Novel Treatment for Ocular Squamous Cell Carcinoma Looks Promising
Although typically slow to spread, squamous cell carcinomas (SCCs) aggressively invade local tissue, causing tissue damage and dysfunction. SCC remains the most common neoplasia (tumor) of the equine eye, occurring in, on, or around the eye, and is the second most common tumor in horses.

Depending on the location and how invasive the tumor is at the time of diagnosis, treatment can be challenging. In addition to surgical excision, which may not be feasible, other treatment options include cryotherapy, topical/injectable chemotherapy, and photodynamic and radiation therapy.

At the 2019 annual convention of the American Association of Equine Practitioners (AAEP), held Dec. 7-11 in Denver, Kathryn Wotman, DVM, Dipl. ACVIM (Large Animal), Dipl. ACVO, assistant professor of comparative ophthalmology at Colorado State University’s College of Veterinary Medicine and Biomedical Sciences, described an option from human medicine that was recently applied to horses.

“Topical and intra-tumoral immunotherapy using interferon alpha-2b was recently evaluated as an alternative therapy in people with ocular SCC,” Wotman said.

Interferon is a proinflammatory cytokine that, after injection, stimulates the body’s immune system to destroy the cancer cells and promote programed cell death (apoptosis) of the abnormal tumor tissue.

“Interferon alpha-2b has not been studied specifically for the treatment of SCC in horses,” she said. “However, recombinant human interferon alpha-2b has been used safely in horses for treatment of other disease processes.”

Wotman and colleagues therefore explored the use of interferon alpha-2b in nine equine eyes with confirmed eyelid SCC. Each eye was treated with 10 million units interferon alpha-2b injected around the tumor every two weeks for a total of four to six treatments. The team followed the horses for up to one year after injection.

One horse was removed from the study due to owner concerns regarding disease progression, and one was lost to follow-up.

“For the remaining eyes, results showed either a reduction in tumor size or complete regression,” said Wotman.

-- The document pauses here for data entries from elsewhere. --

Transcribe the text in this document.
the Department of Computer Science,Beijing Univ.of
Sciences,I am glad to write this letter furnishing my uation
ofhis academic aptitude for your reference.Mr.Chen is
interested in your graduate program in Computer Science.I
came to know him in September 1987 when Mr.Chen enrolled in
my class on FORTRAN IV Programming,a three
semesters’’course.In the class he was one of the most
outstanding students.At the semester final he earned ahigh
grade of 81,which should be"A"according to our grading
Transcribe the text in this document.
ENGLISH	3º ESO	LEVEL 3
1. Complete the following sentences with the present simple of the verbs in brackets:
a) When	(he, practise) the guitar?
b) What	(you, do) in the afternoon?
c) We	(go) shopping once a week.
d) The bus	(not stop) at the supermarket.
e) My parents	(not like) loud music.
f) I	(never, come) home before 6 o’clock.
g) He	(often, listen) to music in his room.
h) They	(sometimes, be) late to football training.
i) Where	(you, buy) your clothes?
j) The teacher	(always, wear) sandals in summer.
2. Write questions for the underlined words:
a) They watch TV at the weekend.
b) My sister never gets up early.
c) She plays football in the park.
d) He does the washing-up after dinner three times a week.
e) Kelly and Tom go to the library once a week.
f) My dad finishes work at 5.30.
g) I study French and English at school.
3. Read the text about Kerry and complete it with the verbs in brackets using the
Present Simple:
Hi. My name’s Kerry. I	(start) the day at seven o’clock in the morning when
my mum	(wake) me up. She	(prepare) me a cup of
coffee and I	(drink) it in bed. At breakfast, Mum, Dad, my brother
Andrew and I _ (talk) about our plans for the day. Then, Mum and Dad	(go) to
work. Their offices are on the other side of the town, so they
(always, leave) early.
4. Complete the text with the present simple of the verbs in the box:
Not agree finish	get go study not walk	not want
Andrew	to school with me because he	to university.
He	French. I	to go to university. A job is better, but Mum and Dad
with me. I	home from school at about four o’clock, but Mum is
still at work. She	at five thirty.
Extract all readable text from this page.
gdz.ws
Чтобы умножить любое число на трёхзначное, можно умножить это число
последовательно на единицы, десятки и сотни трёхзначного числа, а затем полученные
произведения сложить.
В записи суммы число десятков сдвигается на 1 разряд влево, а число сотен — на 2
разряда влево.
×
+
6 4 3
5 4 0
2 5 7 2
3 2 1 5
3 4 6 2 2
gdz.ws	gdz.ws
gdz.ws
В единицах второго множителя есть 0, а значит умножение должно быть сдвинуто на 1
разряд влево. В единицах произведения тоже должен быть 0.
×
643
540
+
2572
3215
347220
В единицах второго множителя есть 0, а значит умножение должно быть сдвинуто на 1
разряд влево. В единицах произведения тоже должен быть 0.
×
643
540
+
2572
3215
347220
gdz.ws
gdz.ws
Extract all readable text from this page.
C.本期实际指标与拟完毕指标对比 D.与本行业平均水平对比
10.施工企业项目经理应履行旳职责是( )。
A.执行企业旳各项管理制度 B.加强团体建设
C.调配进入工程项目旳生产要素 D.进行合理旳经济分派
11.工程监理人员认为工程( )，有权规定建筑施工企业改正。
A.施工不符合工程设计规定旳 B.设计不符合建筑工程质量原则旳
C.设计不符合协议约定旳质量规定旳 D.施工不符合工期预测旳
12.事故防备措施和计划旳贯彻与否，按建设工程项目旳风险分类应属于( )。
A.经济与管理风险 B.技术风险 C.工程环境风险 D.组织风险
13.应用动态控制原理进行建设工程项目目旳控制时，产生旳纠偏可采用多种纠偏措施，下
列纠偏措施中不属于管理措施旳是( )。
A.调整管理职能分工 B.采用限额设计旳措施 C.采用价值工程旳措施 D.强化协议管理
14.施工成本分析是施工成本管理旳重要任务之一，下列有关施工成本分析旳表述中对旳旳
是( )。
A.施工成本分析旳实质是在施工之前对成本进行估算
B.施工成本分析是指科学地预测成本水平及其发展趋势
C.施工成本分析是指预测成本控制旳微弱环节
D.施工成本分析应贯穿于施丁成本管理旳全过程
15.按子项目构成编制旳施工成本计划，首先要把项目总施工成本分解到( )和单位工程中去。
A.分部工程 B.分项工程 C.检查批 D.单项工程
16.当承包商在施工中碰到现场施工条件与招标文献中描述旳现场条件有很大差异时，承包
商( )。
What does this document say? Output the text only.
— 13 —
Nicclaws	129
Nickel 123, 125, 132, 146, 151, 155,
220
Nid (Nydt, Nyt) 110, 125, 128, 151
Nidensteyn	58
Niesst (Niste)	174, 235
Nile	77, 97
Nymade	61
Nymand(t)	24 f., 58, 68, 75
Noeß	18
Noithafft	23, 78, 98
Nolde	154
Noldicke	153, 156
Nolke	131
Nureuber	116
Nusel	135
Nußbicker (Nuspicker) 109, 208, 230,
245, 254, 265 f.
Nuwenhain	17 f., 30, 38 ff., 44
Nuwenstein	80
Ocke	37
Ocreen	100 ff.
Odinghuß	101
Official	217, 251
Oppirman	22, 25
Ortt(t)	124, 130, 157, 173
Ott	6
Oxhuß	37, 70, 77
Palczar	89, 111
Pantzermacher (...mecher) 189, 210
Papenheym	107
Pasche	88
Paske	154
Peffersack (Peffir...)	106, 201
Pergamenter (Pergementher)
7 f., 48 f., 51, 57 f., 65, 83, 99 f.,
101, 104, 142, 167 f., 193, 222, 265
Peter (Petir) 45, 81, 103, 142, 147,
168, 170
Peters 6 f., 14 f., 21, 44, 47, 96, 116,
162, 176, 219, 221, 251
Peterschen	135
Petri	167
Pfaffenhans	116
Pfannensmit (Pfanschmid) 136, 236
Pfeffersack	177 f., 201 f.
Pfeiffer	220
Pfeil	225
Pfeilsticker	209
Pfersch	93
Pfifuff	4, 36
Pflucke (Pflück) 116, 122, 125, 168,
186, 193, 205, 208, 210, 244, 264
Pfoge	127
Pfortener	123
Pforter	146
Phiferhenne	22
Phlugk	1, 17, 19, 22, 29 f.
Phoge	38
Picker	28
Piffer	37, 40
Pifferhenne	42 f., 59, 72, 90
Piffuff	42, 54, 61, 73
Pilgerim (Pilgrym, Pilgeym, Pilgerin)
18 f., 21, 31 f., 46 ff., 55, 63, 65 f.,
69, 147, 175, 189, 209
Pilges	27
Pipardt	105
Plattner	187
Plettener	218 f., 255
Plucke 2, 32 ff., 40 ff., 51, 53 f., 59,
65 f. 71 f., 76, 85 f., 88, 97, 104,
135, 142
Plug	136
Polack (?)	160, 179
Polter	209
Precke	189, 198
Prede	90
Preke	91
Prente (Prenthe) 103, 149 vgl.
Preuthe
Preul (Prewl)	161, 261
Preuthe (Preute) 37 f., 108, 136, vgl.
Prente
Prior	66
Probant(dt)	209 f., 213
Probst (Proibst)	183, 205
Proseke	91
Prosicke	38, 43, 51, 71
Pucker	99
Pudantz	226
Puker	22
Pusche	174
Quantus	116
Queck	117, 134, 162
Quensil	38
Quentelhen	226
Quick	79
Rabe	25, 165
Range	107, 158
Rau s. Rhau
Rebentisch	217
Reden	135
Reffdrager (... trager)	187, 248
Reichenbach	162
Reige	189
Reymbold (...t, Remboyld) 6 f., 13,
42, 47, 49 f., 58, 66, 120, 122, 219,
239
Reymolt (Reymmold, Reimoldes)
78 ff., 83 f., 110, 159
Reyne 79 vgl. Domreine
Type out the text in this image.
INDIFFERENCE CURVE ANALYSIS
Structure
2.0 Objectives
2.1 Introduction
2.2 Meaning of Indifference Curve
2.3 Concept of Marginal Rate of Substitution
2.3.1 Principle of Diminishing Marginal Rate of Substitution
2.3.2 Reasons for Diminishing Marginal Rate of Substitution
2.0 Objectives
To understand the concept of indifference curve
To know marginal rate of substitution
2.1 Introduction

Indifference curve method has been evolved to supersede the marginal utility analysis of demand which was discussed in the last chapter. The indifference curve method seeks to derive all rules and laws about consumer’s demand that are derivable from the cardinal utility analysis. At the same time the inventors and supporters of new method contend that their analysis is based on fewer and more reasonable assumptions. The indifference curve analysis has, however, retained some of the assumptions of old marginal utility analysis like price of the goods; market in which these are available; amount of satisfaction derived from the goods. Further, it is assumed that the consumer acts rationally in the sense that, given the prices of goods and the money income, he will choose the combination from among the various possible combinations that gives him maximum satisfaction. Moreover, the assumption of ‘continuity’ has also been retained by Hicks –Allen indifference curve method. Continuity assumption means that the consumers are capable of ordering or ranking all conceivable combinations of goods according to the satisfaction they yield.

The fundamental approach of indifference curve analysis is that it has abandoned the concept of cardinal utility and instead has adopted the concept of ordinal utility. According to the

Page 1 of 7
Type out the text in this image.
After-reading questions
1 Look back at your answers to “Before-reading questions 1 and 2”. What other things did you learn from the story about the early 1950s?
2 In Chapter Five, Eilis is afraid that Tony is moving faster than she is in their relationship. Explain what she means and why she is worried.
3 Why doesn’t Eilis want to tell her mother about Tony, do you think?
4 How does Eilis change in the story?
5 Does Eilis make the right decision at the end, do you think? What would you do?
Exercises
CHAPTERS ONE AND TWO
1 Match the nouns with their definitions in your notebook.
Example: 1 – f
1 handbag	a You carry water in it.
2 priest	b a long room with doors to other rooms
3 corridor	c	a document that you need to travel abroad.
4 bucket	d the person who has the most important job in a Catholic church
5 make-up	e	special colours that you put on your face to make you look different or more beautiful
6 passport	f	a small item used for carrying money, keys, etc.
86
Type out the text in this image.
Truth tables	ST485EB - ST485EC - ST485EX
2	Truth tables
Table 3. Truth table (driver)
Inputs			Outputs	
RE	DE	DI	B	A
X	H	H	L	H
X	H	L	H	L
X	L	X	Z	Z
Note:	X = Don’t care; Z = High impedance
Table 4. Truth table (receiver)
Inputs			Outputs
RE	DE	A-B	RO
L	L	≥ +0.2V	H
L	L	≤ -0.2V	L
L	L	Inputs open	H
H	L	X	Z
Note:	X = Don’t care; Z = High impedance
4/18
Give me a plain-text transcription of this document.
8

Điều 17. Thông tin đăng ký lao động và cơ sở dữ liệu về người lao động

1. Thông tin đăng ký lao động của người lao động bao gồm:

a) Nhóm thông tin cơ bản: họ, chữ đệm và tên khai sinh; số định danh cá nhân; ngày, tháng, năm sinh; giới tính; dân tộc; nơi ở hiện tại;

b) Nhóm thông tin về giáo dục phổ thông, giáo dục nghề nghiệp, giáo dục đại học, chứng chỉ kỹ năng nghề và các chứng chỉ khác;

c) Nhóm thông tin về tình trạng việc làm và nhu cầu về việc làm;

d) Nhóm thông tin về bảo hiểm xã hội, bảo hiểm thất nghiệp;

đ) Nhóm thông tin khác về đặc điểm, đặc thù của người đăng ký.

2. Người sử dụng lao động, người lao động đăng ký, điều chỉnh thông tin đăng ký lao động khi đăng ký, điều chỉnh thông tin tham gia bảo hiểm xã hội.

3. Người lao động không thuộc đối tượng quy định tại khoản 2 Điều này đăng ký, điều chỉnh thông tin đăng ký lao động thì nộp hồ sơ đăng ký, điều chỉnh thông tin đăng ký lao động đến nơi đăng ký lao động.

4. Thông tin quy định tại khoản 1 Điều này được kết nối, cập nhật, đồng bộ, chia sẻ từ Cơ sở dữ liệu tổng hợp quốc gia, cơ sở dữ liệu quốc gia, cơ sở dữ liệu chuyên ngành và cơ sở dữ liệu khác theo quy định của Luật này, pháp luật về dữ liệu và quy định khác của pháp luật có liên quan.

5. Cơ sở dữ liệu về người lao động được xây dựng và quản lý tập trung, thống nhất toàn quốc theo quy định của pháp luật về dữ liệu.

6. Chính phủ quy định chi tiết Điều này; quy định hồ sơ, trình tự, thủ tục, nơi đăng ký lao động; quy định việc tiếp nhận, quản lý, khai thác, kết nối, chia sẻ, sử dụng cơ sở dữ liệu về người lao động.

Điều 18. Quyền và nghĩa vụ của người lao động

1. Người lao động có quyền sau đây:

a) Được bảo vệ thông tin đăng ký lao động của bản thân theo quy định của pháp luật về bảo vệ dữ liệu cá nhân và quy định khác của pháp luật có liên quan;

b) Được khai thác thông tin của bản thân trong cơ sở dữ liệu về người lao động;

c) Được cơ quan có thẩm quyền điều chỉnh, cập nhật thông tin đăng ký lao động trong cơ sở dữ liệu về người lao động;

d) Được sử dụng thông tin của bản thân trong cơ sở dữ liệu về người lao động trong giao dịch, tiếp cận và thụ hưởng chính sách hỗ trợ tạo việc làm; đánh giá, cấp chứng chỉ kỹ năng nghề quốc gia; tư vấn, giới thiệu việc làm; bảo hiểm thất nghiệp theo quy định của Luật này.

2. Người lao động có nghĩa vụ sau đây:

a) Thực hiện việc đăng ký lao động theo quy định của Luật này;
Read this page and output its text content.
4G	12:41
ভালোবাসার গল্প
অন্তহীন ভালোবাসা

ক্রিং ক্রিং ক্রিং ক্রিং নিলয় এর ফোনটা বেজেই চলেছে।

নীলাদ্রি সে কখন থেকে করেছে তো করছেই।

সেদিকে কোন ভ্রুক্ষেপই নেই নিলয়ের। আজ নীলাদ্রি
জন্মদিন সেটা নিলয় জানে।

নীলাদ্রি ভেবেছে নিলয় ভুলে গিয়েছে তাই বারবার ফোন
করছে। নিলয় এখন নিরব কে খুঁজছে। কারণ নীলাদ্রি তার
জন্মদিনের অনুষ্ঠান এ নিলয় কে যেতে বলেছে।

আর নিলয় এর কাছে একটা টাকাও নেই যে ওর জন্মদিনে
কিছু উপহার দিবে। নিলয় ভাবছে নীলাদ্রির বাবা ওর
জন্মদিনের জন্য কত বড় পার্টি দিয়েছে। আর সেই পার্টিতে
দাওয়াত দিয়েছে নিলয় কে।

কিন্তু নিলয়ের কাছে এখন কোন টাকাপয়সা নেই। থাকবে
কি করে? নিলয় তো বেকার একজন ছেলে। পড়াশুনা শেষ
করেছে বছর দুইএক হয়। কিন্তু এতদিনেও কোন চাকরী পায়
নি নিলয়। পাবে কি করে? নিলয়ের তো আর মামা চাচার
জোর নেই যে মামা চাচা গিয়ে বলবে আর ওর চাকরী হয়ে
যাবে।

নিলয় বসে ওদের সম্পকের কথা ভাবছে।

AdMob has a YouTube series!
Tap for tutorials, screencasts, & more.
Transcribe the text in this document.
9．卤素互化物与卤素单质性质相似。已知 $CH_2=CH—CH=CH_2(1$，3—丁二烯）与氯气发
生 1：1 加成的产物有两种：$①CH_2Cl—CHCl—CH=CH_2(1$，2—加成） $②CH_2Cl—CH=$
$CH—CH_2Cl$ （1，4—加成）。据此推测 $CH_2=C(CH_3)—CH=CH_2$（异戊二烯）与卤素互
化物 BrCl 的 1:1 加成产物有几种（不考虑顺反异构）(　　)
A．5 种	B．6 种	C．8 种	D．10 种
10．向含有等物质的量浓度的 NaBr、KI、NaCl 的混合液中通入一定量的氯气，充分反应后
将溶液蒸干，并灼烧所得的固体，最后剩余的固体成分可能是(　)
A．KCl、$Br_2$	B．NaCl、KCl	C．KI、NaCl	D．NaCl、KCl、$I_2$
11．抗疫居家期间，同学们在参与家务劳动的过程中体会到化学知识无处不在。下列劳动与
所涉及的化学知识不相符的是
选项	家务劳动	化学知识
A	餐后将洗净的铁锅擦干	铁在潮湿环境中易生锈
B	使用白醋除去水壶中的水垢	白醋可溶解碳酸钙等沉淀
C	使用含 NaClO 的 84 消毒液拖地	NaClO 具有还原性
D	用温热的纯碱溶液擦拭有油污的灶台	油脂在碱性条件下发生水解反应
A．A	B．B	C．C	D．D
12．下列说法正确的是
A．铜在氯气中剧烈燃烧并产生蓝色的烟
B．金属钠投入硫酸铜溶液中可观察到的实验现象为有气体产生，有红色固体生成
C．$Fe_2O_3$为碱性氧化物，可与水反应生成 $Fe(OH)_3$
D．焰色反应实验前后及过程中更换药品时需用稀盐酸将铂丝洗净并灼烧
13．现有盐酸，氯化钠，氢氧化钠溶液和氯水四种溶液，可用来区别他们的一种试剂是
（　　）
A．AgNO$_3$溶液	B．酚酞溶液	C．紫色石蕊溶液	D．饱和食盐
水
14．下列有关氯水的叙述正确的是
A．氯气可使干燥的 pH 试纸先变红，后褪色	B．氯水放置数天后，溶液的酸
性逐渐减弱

For example, one tumor was originally 30.5 mm², and it regressed completely following the third injection. A second tumor measured 129 mm2 and was reduced by 74%. A third tumor measuring 264 mm² achieved 100% tumor regression, and a fourth tumor measuring 17 mm² had a 32% reduction following treatment.

Three of these tumors reduced enough in size following interferon treatments that veterinarians could perform surgical excision to achieve tumor-free margins.

“The results of this pilot study revealed that perilesional injection of interferon alpha-2b effectively reduced tumor volume and had minimal side effects such as local swelling,” Wotman summarized.